Microfinance in Cambodia has grown from donor and civil society initiatives to a major financial sector

Cambodia’s microfinance sector was established in the 1990s with international donor support to facilitate post-conflict rebuilding. One of the earliest microfinance institutions, ACLEDA, was set up in 1993 with UNDP support and then became a fully-fledged bank in 2000.

From small beginnings, by 2016, Cambodia had over 60 microfinance institutions or MFIs. According to 2019 industry figures, micro-credit providers loaned money to around 2.6 million people across Cambodia, with an aggregate value of about $10 billion and an average loan size of $3,804. Cambodia is now tenth in the world for micro-credit lending, and the profits of Cambodia’s top seven MFIs are among the highest in the developing world.

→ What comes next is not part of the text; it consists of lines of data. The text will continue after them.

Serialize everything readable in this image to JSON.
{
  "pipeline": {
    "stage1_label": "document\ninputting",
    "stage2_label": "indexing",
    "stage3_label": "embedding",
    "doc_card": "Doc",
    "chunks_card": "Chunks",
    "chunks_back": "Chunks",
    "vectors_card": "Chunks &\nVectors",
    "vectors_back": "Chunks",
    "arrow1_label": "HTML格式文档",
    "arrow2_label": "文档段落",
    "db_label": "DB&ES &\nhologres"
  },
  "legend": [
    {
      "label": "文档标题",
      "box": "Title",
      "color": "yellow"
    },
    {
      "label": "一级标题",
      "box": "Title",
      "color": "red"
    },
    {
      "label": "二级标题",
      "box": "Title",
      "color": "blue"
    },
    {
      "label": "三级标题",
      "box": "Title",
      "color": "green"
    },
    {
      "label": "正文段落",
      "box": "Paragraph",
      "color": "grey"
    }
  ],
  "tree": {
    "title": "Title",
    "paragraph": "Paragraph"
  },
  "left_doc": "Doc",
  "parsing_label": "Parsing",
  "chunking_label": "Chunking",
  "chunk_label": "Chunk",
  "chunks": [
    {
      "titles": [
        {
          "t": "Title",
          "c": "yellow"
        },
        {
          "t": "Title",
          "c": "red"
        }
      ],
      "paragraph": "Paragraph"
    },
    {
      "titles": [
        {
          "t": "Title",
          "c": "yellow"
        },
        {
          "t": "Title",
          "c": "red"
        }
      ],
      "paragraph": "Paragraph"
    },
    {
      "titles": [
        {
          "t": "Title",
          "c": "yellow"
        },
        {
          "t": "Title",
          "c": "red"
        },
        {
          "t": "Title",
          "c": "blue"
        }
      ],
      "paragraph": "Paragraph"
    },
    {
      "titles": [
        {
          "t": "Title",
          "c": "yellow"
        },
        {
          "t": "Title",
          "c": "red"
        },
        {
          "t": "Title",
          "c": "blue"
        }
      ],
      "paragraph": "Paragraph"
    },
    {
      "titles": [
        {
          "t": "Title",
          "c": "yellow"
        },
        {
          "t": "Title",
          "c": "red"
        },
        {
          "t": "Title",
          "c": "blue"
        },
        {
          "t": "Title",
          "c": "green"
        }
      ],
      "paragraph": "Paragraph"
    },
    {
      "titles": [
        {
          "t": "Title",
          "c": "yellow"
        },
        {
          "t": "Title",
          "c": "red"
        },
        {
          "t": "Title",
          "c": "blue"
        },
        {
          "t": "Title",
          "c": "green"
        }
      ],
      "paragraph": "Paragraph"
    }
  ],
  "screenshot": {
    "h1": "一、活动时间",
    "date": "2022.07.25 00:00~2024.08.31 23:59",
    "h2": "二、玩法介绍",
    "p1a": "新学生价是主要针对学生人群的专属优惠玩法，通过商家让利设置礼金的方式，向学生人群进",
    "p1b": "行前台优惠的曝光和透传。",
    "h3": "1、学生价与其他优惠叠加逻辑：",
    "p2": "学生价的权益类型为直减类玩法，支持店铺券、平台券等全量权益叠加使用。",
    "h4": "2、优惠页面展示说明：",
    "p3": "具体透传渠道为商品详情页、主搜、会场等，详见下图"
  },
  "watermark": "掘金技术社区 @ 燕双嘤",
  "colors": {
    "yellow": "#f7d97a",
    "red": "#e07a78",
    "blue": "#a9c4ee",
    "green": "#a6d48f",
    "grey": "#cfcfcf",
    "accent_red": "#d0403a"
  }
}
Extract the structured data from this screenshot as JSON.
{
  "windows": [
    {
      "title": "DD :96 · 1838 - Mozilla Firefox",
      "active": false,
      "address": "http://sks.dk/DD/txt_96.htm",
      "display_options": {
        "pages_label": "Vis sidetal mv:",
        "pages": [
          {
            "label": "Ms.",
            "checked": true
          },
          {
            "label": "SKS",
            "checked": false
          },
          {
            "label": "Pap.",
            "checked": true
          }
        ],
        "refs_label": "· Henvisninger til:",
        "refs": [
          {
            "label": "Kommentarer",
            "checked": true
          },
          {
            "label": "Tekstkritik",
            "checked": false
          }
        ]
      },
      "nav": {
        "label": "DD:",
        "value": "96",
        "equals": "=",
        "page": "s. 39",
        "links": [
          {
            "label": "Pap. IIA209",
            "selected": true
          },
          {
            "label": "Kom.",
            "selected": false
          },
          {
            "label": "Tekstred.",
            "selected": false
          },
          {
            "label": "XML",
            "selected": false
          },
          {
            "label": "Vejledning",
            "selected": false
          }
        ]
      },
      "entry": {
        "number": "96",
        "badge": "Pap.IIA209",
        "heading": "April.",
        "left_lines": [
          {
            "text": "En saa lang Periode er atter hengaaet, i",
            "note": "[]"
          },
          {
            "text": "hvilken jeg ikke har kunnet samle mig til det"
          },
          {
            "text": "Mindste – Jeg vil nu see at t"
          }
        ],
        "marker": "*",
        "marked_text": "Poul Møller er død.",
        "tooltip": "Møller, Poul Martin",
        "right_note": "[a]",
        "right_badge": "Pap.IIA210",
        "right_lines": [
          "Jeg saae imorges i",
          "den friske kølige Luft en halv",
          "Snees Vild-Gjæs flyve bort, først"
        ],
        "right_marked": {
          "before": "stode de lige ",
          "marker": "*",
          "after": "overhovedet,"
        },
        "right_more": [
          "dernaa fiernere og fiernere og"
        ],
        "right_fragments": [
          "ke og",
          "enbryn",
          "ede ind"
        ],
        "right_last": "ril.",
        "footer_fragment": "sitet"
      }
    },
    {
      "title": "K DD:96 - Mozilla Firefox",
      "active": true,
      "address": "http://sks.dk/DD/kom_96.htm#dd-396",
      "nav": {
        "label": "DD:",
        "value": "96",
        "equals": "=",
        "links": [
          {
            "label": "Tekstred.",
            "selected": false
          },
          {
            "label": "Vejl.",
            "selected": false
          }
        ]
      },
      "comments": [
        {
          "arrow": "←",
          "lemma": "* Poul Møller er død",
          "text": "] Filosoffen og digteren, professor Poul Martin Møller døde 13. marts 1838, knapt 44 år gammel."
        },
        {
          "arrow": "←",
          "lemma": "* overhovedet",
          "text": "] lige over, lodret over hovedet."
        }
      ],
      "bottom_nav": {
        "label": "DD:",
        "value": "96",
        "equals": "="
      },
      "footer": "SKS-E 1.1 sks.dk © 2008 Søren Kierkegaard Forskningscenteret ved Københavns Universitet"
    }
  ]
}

Initially, microfinance was seen as an effective way to alleviate poverty and connect rural communities to markets. Early models, such as Bangladesh’s Grameen Bank (est. 1983), used group-based saving and lending and did not need collateral to secure their loans. At that time, funding for microfinance came mainly from governments and donors

Today, MFIs have been absorbed into the global financial order and receive investments from international banks and financiers. In Cambodia, and internationally, commercialisation drives MFIs to expand their lending and to work for profit rather than earlier goals of poverty alleviation. MFIs use quotas and bonuses to expand their lending, and often need  collateral, such as land, to secure a loan. 

A story of rapid growth – ACLEDA’s Phnom Penh headquarters in 1994 and today (right): Source

The Cambodian Microfinance Association (CMA) outlines a similar transition in Cambodia from 2000 onwards, when the first government regulation (Prakas) on microfinance was announced and the sector was “driven up a notch” by foreign investment. Indeed, in its Financial Sector Development Strategy 2006-2015, the government stated that the “significant success [of microfinance] is largely the result of an overall market-based approach to development and light government intervention”.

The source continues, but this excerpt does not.